Bu güzel bir hamle oldu. Aslı'nın her durumda Ferhat'ın karşısına geçip çemkirmesinden sıkılmaya başlamıştım. Haklı olduğu ya da olmadığı her konuda diklenmek, o yukarıda saydığım mücadelelerle başa çıkmak içindi ama yaralıyordu işte. Aslında içinde masum bir çocuk saklı olduğunu anlaması için de, gözünden akan bir damla yaş yeterli olmuştu. Bölüm içerisinde fark ettiyseniz neredeyse hiç karşı karşıya gelmediler. Birbirleriyle giriştikleri tüm atışmalar da, tamamen artık zevk almaya başlamalarındandı. Hatta Ferhat bu durumdan yararlanmaya bile başladı. Baktı bizim kız hiç olmadığı kadar alttan alıyor; bir kendine minnet bıraktırmalar, teşekkür etmesini beklemeler falan. Çabuk adapte oldu duruma. Ama buradan kendisini uyarıyorum, öyle çok da güvenmesin Aslı'ya. Tırnaklarını çıkarıverir aniden, sonra demedi olmasın. Zira, acımasızca tırmalaması garanti...




Onların bu her daim didişme halinde oluşlarından hoşlanan sadece biz değiliz, gördük ki Dilsiz de durumdan oldukça memnun. Bu sahnelerin izlenirliğe katkısı olduğu da doğru. Bu şekilde dozunda ilerlediği müddetçe, sürekli devam da edebilir. En sonundaki o yan yan bakışlar, gizli gizli gülüşmeler için dahi değer... Tabi her şey böyle güllük gülistanlık değil. Acı gerçeklerin ve bilinmezliğin gölgesinde yaşanacak bir aşktan bahsediyoruz. Finalde işin rengi ne derece değişir bilemiyorum ama güldükleri kadar, başka sebeplerden hüzünlenecekleri de kesin... 
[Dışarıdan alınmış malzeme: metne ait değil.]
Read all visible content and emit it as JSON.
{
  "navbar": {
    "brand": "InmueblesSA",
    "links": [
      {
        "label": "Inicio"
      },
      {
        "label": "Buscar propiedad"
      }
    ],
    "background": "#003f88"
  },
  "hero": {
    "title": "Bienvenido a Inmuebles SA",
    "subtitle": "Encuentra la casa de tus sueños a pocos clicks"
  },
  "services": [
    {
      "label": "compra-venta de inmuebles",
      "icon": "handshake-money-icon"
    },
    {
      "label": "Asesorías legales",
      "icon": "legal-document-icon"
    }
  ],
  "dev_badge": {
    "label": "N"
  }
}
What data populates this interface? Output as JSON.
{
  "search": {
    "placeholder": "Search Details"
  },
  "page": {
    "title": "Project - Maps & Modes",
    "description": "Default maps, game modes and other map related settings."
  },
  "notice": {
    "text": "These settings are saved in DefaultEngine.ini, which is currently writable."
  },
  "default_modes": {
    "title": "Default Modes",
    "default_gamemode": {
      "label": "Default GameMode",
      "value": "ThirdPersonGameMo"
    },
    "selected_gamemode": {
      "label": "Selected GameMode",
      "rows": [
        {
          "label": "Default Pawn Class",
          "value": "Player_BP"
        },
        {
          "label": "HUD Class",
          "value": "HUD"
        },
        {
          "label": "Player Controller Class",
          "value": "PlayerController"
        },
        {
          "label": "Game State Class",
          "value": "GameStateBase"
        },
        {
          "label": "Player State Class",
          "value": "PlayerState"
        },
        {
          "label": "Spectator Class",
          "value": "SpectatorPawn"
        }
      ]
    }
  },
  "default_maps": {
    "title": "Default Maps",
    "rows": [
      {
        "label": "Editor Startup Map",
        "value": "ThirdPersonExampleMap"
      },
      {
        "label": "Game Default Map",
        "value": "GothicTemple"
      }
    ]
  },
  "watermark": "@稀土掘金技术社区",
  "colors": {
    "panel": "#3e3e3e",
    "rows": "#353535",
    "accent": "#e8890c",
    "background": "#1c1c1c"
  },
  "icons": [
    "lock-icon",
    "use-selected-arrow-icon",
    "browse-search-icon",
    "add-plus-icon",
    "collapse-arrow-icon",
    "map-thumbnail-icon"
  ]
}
Şahin'in ölmesi başlı başına dertlerin sona erdiği anlamını taşımıyor. Ferhat bir süre öyle sandı ama işin renginin değişmesi çok da uzun sürmedi. Yalnız takıldığım nokta, Ebru'nun bu durumu hiç beklemediğim kadar çok metanetli karşılamasıydı. İnsan babası ölmüş, biraz daha duygu taşır benliğinde. Bir iki mimik daha eksik olsa, sevindi dahi diyecektim öldü diye... Adamın öldüğünü kimse bilmesin diye, öylece gömmesi de ayrı bir mesele. Hadi polis bilmesin diye gizli gizli gömüyorsun da, onu yıkayacak bir imamda mı bulamazdın? Ayrıca oyuncunun üzerine yüklenen karakter için ne yazık ki tam yeterli olmadığını düşünüyorum. Ya rolün hakkından tam olarak gelmek için yardım almalı ya da bir bölüm aniden Ebru'yu değişmiş olarak görelim. Senaristin Ebru üzerinden kurguladığı aksı çok beğenmekle birlikte, izlerken o hissi tam olarak alamamaktan yana dertliyim yani. Bu arada Cüneyt'le ikisini everip uzaklara göndermek de güzel bir fikir olabilir...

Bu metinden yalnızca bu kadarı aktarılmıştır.